Organizations considering sensing and mobility technologies should check their personal use cases to see if there is a need for 3D-sensing cameras, AR cloud, light-cargo delivery drones, flying autonomous vehicles, and autonomous driving—all of which are emerging under this trend, the report found.
- Augmented human
Emerging technologies in the augmented human realm include biochips, personification, augmented intelligence, emotion AI, immersive workspaces, and biotech, the report found.
“When we talk about augmented humans we are talking about providing people with immersive experiences,” said Burke. Whether this is through immersive workspaces, which allows you to work virtually from anywhere, or physical experiences like prosthetic limbs, he added.
- Postclassical compute and communications
Classical core computing and communication technologies have been going on for the last 30 years, predicted under Moore’s Law, Burke said.
However, “Post Classical communications and compute cover how the underlying technologies are being deployed in entirely different ways, which is really giving us a step-change in compute and communication power,” Burke noted.
An example of this is low earth orbit (LEO) satellites, Burke added. “Satellites have completely changed how we are going to connect and commute globally, especially in underserved areas,” he said.
Enterprises should consider postclassical compute and communications technologies if they have use cases for 5G, next-generation memory, LEO systems, and nanoscale 3D printing, according to the report.
- Digital ecosystems
“We’ve had ecosystems since businesses started, but digital ecosystems are about how digital technologies are reducing friction in business ecosystems,” Burke noted. On top of becoming more digital and reducing friction, he said, these ecosystems are also becoming more decentralized, which will allow users to have control over their own data and reduce the power of internet giants.

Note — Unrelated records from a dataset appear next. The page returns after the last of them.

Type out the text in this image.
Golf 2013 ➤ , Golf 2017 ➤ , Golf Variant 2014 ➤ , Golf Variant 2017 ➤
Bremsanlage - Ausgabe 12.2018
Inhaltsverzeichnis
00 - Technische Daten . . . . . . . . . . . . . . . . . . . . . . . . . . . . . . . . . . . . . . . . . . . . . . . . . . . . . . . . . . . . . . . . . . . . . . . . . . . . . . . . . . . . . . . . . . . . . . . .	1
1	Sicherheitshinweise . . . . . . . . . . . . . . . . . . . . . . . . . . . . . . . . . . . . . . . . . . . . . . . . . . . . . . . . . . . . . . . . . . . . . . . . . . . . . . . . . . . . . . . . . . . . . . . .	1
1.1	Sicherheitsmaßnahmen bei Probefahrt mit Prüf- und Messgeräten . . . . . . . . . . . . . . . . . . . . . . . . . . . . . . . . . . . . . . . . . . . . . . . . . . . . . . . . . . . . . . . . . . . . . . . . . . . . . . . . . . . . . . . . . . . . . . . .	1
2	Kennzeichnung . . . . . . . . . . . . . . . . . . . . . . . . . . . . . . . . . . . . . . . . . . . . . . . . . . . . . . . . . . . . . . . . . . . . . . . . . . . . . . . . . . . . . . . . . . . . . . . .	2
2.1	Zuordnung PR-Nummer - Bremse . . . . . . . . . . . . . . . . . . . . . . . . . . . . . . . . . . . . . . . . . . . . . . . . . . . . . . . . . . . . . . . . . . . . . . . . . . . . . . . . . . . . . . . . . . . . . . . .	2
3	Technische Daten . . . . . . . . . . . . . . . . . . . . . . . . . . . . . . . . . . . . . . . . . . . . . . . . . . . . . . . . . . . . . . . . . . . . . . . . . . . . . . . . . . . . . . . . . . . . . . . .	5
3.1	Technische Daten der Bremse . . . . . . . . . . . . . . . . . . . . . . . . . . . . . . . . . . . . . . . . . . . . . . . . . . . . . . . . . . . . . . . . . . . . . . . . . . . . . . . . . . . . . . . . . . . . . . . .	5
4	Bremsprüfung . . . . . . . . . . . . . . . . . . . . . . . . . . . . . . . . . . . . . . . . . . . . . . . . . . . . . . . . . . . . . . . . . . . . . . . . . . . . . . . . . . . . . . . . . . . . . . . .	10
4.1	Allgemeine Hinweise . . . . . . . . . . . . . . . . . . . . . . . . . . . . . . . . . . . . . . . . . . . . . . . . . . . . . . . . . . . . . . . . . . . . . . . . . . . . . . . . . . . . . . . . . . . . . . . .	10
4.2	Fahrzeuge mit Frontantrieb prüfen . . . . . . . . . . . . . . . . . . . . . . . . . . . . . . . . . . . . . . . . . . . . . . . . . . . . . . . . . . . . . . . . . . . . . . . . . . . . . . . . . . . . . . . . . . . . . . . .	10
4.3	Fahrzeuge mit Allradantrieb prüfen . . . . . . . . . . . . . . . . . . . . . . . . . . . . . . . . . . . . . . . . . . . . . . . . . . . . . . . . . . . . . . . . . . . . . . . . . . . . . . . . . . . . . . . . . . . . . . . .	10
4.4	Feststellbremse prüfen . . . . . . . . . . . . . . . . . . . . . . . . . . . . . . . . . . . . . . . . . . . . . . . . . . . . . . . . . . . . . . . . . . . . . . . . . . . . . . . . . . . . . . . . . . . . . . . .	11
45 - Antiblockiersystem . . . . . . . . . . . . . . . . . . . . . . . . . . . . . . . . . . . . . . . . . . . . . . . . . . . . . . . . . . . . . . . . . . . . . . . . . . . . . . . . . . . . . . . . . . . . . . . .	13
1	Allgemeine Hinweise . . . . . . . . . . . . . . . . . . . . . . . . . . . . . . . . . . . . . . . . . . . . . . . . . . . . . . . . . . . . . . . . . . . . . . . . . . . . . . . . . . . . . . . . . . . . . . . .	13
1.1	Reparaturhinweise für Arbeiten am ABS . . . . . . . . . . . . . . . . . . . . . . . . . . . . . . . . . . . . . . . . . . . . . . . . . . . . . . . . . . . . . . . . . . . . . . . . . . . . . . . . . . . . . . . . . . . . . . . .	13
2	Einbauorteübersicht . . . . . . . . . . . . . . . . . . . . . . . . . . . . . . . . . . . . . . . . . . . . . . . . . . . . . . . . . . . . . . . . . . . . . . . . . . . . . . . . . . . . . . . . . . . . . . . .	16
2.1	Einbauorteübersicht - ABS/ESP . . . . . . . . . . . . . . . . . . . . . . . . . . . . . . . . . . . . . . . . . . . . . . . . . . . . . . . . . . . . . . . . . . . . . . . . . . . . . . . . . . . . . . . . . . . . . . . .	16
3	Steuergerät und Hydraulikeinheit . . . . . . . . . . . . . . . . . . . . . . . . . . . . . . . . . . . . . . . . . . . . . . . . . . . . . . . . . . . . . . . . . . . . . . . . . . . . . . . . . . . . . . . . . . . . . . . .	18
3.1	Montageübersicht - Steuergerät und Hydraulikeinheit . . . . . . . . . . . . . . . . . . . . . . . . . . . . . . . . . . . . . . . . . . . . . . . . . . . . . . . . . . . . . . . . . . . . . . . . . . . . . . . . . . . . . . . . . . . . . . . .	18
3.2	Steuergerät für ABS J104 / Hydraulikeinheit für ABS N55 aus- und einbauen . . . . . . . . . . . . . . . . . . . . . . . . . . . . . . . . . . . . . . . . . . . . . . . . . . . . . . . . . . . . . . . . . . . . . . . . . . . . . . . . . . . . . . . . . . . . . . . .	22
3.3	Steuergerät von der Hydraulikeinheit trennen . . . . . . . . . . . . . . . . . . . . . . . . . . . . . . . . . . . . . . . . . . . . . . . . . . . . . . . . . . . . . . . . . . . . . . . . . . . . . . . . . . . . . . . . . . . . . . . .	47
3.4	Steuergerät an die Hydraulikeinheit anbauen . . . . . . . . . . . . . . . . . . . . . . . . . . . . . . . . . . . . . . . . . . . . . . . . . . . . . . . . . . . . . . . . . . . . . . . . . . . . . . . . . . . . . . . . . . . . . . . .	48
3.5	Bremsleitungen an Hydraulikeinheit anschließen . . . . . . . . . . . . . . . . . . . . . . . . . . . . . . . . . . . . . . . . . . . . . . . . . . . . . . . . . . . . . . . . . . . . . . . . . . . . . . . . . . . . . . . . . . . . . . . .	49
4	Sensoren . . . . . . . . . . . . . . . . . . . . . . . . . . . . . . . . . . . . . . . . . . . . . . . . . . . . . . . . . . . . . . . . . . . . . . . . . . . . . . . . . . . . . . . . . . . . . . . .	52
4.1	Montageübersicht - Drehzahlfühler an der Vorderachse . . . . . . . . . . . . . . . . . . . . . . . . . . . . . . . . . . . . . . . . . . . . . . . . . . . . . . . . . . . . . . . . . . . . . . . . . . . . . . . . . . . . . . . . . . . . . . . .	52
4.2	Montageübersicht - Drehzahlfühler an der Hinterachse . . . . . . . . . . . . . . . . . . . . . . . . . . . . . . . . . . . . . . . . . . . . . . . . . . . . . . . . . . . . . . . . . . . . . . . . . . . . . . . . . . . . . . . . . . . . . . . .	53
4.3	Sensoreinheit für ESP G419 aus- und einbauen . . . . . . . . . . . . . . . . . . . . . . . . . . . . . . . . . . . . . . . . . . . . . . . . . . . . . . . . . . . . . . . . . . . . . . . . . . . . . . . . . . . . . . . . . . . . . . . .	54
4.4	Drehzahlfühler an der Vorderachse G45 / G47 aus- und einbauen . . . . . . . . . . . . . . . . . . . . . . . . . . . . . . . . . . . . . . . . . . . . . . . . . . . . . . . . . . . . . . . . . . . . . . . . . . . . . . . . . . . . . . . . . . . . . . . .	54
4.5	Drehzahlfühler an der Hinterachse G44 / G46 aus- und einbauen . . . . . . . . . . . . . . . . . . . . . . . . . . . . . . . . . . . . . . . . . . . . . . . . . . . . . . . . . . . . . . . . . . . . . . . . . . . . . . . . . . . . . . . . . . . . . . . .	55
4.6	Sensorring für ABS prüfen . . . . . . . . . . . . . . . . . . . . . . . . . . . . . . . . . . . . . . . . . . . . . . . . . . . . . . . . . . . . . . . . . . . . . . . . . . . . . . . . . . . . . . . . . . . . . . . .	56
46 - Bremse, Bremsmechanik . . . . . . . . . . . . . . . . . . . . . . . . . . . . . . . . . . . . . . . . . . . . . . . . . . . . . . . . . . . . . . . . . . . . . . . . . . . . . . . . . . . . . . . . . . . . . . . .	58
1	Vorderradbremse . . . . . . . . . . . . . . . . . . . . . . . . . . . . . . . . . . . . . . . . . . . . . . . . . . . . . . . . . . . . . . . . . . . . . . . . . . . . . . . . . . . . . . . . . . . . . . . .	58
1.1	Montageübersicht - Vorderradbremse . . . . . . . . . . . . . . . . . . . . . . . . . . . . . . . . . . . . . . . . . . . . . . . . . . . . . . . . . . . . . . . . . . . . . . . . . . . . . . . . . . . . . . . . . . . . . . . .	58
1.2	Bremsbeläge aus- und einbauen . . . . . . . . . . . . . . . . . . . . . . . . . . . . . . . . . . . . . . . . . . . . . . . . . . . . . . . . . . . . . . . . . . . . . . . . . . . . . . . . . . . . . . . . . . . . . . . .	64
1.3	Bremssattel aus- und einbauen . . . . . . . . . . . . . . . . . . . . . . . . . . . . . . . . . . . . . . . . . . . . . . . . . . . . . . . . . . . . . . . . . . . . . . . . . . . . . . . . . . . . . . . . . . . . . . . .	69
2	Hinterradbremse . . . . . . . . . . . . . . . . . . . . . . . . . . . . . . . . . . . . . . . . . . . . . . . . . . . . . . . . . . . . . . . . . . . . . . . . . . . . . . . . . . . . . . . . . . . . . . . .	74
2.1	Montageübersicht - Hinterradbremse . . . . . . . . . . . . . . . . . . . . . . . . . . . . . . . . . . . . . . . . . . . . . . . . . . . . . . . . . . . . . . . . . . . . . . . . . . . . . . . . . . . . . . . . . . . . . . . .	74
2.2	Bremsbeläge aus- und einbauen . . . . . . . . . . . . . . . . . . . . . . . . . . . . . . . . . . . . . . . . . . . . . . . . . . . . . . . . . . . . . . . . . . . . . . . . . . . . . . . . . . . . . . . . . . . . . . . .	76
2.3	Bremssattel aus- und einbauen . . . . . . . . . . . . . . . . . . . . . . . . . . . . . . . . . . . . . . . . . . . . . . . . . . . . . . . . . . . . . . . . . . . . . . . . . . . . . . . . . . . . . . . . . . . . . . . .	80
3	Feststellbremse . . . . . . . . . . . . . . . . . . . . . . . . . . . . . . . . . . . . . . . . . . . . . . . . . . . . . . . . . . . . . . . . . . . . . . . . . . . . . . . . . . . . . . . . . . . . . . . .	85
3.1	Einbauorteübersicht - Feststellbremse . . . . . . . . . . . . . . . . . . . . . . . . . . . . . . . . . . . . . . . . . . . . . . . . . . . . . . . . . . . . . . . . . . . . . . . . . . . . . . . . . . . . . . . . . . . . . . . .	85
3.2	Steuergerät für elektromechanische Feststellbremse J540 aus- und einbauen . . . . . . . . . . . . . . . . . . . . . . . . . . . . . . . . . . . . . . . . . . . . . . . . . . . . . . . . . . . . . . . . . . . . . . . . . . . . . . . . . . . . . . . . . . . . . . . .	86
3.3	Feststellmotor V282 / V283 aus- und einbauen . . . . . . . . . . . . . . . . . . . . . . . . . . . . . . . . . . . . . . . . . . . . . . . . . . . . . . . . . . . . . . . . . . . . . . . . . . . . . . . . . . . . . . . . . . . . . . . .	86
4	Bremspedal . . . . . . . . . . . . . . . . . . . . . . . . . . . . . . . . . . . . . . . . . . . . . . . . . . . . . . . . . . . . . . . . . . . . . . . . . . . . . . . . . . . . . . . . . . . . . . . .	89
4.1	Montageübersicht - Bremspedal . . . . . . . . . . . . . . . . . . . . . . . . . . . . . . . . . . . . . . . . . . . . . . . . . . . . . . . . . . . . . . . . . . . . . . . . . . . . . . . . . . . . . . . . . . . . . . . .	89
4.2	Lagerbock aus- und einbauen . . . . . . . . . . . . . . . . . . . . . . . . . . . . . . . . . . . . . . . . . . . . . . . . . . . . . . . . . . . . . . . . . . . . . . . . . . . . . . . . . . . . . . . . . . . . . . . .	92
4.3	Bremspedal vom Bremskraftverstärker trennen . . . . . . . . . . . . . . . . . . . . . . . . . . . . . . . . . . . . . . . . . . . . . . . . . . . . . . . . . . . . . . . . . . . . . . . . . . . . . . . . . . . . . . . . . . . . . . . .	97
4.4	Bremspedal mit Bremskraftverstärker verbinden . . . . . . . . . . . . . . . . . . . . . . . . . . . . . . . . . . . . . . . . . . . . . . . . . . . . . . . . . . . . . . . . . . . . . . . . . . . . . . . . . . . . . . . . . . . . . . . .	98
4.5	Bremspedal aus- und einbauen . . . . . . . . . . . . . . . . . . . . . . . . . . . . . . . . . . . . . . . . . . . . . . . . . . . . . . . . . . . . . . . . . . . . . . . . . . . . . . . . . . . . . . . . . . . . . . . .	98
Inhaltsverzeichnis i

Examples of digital ecosystem technologies include DigitalOps, knowledge graphs, synthetic data, decentralized web, and decentralized autonomous organizations, the report found.
- Advanced artificial intelligence (AI) and analytics
“AI is a pervasive trend,” said Burke; it not only pervades the enterprise, but also all of these trends.
The most significant emerging uses of AI include adaptive machine learning, edge AI, edge analytics, explainable AI, AI platform as a service (PaaS), transfer learning, generative adversarial networks, and graph analytics, according to the report.
“We are seeing significant advances in AI algorithms, where AI is being used, and how AI is being democratized, so that it’s not just strictly in the realm of giant tech companies, but are now available to end user organizations,” Burke added.